Tuesday, March 22, 2011

Customer Service, Social Media and the Cluetrain Manifesto

It was fascinating to read earlier this month that;

Vodafone Hutchison Australia CEO Nigel Dews has admitted that the company could have handled social media feedback much better in the early stages of the company's highly publicised network issues late last year.

In presenting evidence to the ACMA's Reconnecting the Customer inquiry on 27 November 2010, Cormac Hodgkinson, Director for Customer Service and Experience for VHA said (in part);

We need to remember when we talk about customder service that it is not just contact centres. We do a huge amount of servicing through our retail channel, through self-service channels and also through social media which is growing. So whenever we are looking at a review of standards for customer service we need to take that into account because there are thousands and thousands of customers a day who are walking into a retail store, be that Vodafone or 3, and getting servicing (sic).

He went on;

the numbers calling the centres pale into insignificance when you look at the amount of servicing that goes on through self-care. ... From a service perspective there's huge investment we're committing to next year in terms of what that self-service capability is. We've actually got a new product coming at the end of November - My Vodafone - which significantly increases the capability for a customer to self-service.

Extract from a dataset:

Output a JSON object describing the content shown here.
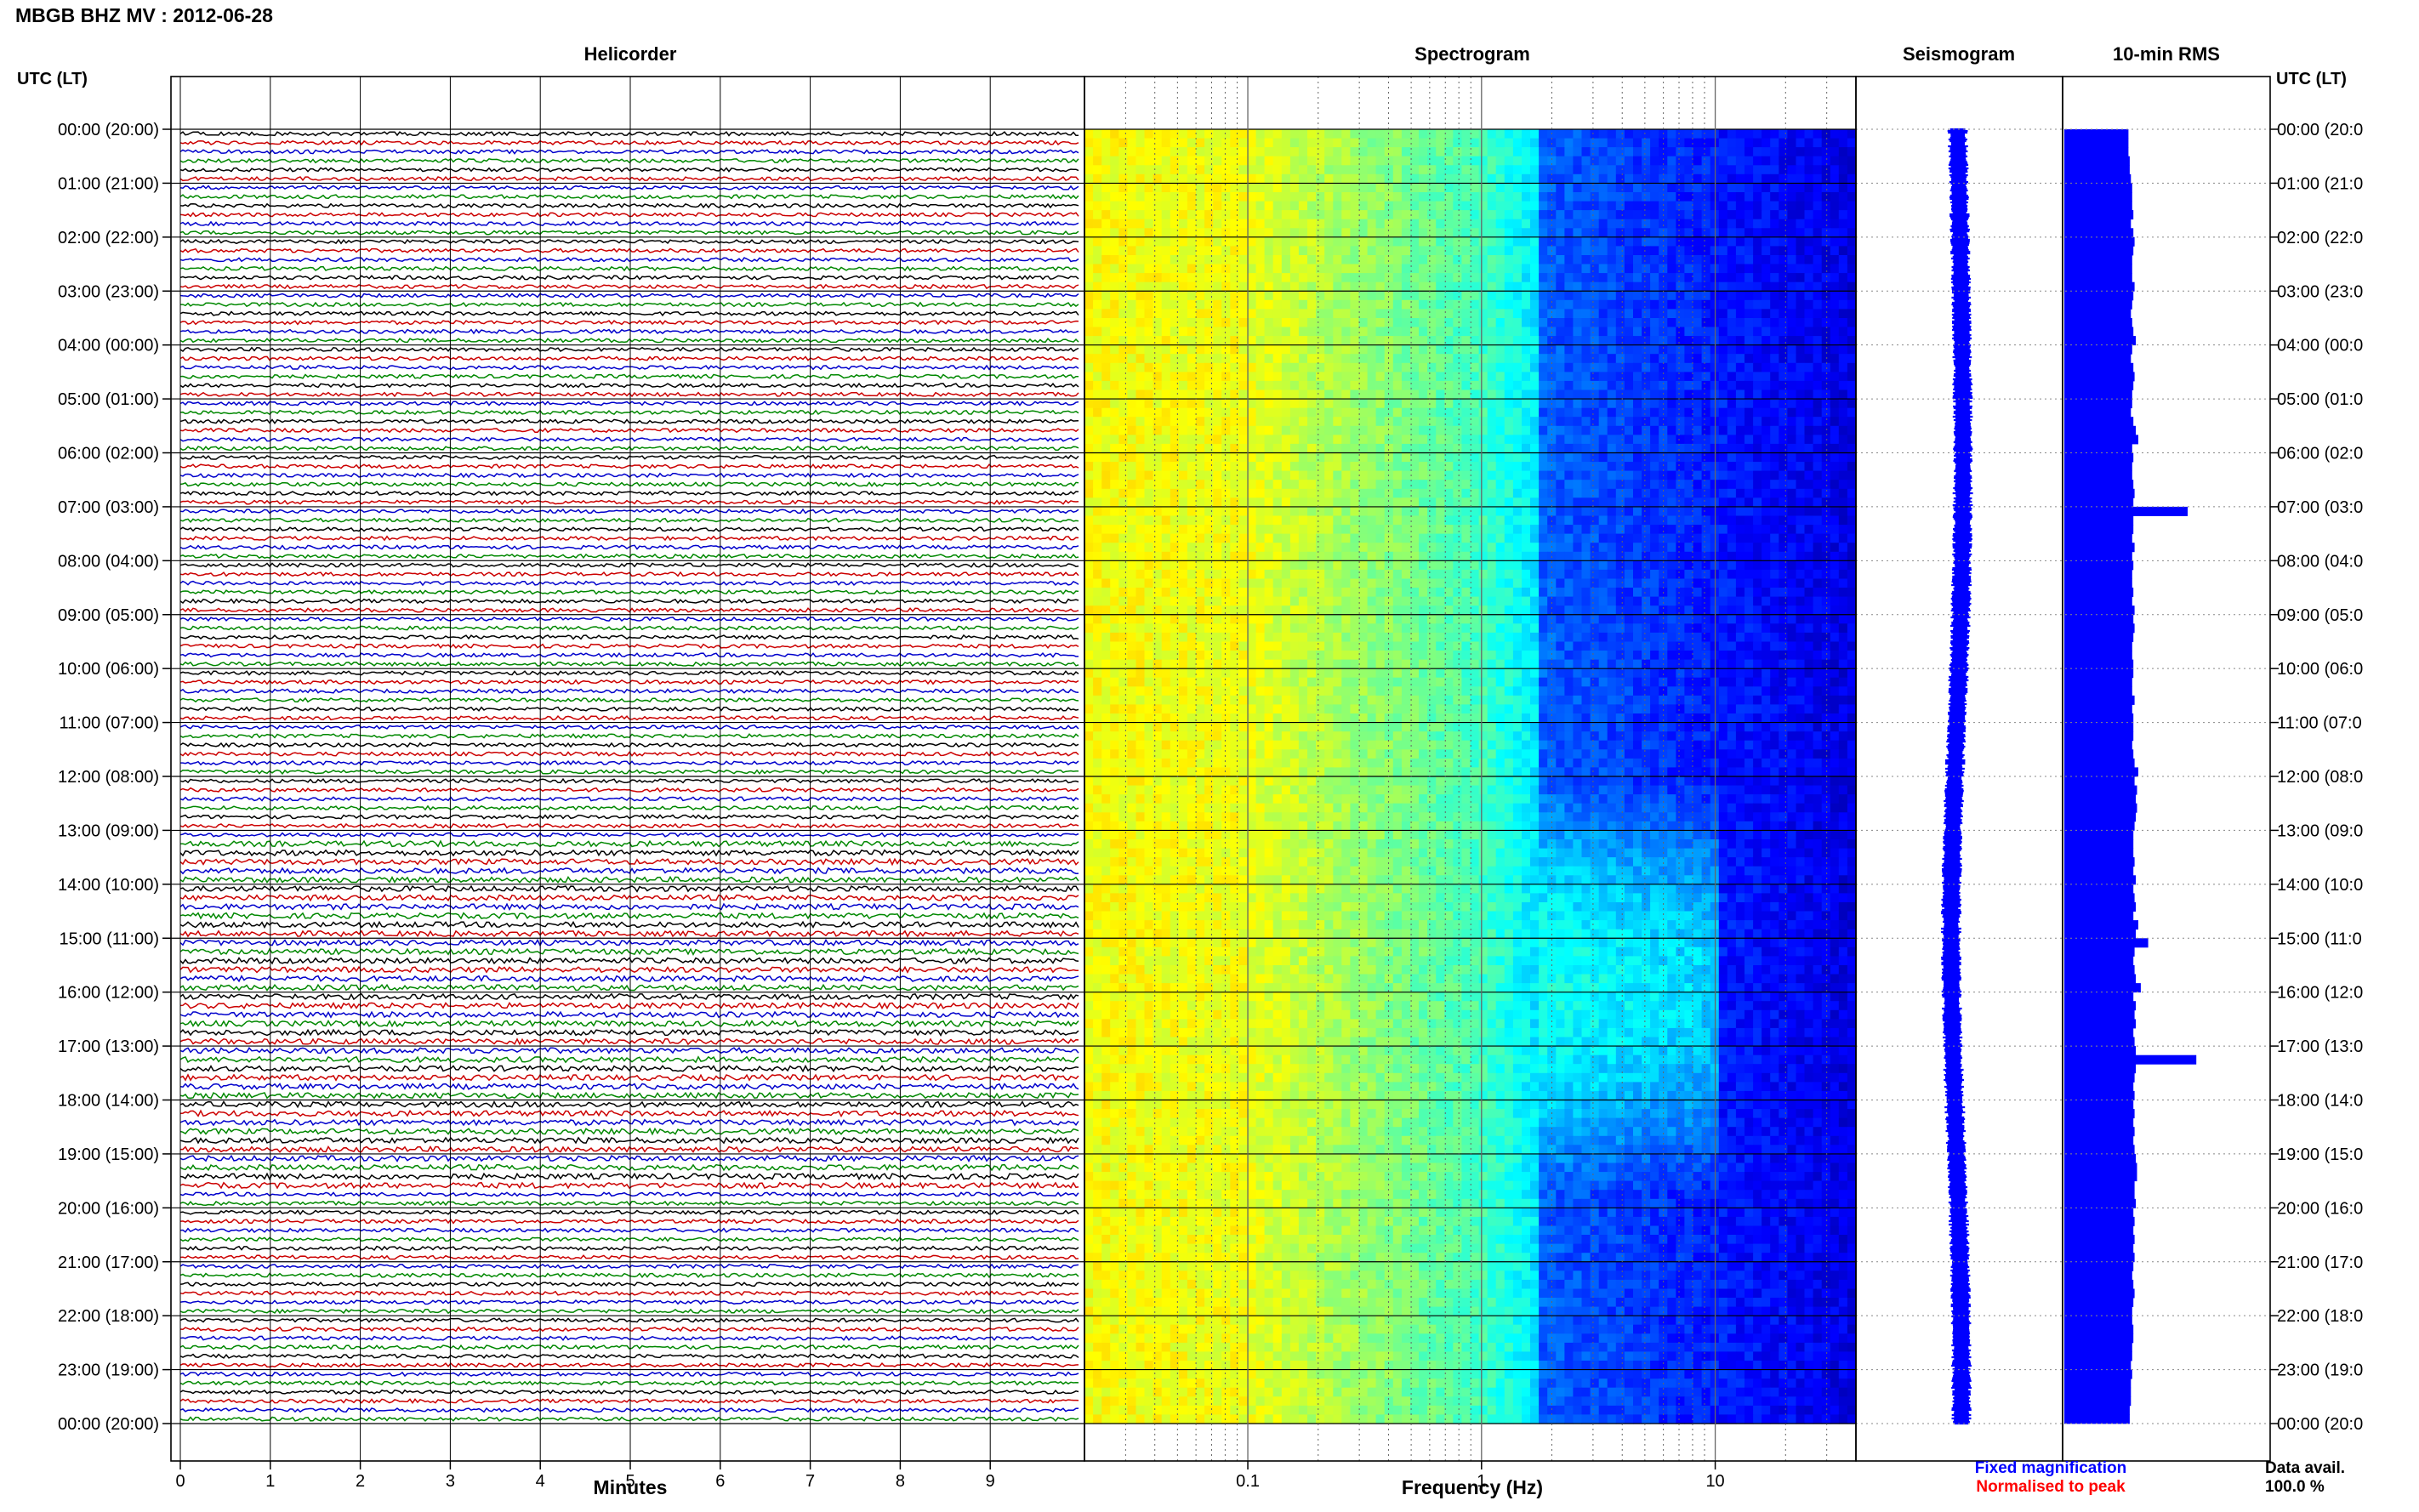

The growth in social media is huge and we've also had to have a dedicated team set-up to deal with that, be it Twitter, Facebook,.. We've got a team of ten people. We think by the end of next year that could well be in excess of fifty people because that's the way customers are choosing to do their servicing interactions.

That's not the view that Mr Dews thinks they took though, the article reporting;

The telco boss said that the company had originally approached social media as another means of selling; however, now the company had taken the approach of "service first rather than selling first"..

Today there is news that Vodafone is "creating its own social forum".

That's something vividwireless did fairly soon after launch. It was really driven by the very splendid Sandra Davey but landed in my lap for a while. It created great consternation when for a while it was a place where negative comment on coverage gathered. But the good news was it meant we really could understand the impact of network performance on customers.

The motivation for the forum though really came from the desire to support the unsupported - when something happens that involves the interaction of equipment and the network it can often be other end users who can sort out the issue.

It also was a recognition that customers are going to talk about you whether you like it or not. This is one of the core observations of the Cluetrain Manifesto. The first of their 95 theses is "Markets are conversations."

While the idea of 95 theses is probably to trigger the concept of reformation it is too many to digest - and actually a bit repetitive. Sandra Davey is a great fan of this and crunched the 95 down to thirteen. I have worked from her list to come up with a far briefer ten (also published here):

1. Markets are human conversations
Markets are conversations, they consist of humans who sound human. The tone of your voice is as communicative as the words that you speak.
2. The internet has made the network the dominant form of organization
The internet is enabling conversations that make the network the dominant form of organization, replacing both markets and hierarchies. The people in these networks are changed fundamentally – they are getting smarter, more informed and more organized than they were in markets or hierarchies.
3. People rely on their network not authority
People have figured out they get better information and support fro their network than from vendors. There are no secrets, the consumers rapidly know more about the product than the vendors.
4. Principles need to replace positions, and be at the centre of the conversation
Corporations’ homogenized voice that has been used to “motivate” the staff and “enthuse” the market sounds flat, hollow and unconvincing. Companies need to “lighten up”, not with affected humor but by adopting big values, a little humility, straight talk, and a genuine point of view. They need to replace “positioning” with adopting principles.
5. Loyalty is built on honest two-way communication
Brand loyalty is like a marriage and we forget that “divorce is always surpriseful” at our peril. Our partner can leave us before we know what we’ve done. Companies need to pay attention to all the clues their customers and staff provide. Companies can’t afford not to be honest with those they profess to care about.
6. Corporations need to belong to a community
Human communities are based on discourse – the conversation defines the community. Companies need to decide what community they want to be in and engage in the conversation.
7. The market and the company are not separate – they are one
There is not an external market and an internal hierarchy, there is one network of people playing multiple roles.
8. Marketing is not a mediator between the customer and the company
Customers and workers want to talk to the company that we’ve kept hidden behind a smokescreen of flacks and hucksters. Both want the same kind of open conversation with a partner they can trust. The customers want to be involved in all the conversations of the company, not just those mediated by “marketing” or market research.
9. The customer-centric organization is dead
The customer can’t be put at the centre of the organization, they need and want to be at every part of the organization.
10. The revolution is happening.
Responding to it is not a matter of strategic choice, it is a necessity.

Note: The author still owns shares in HTAL.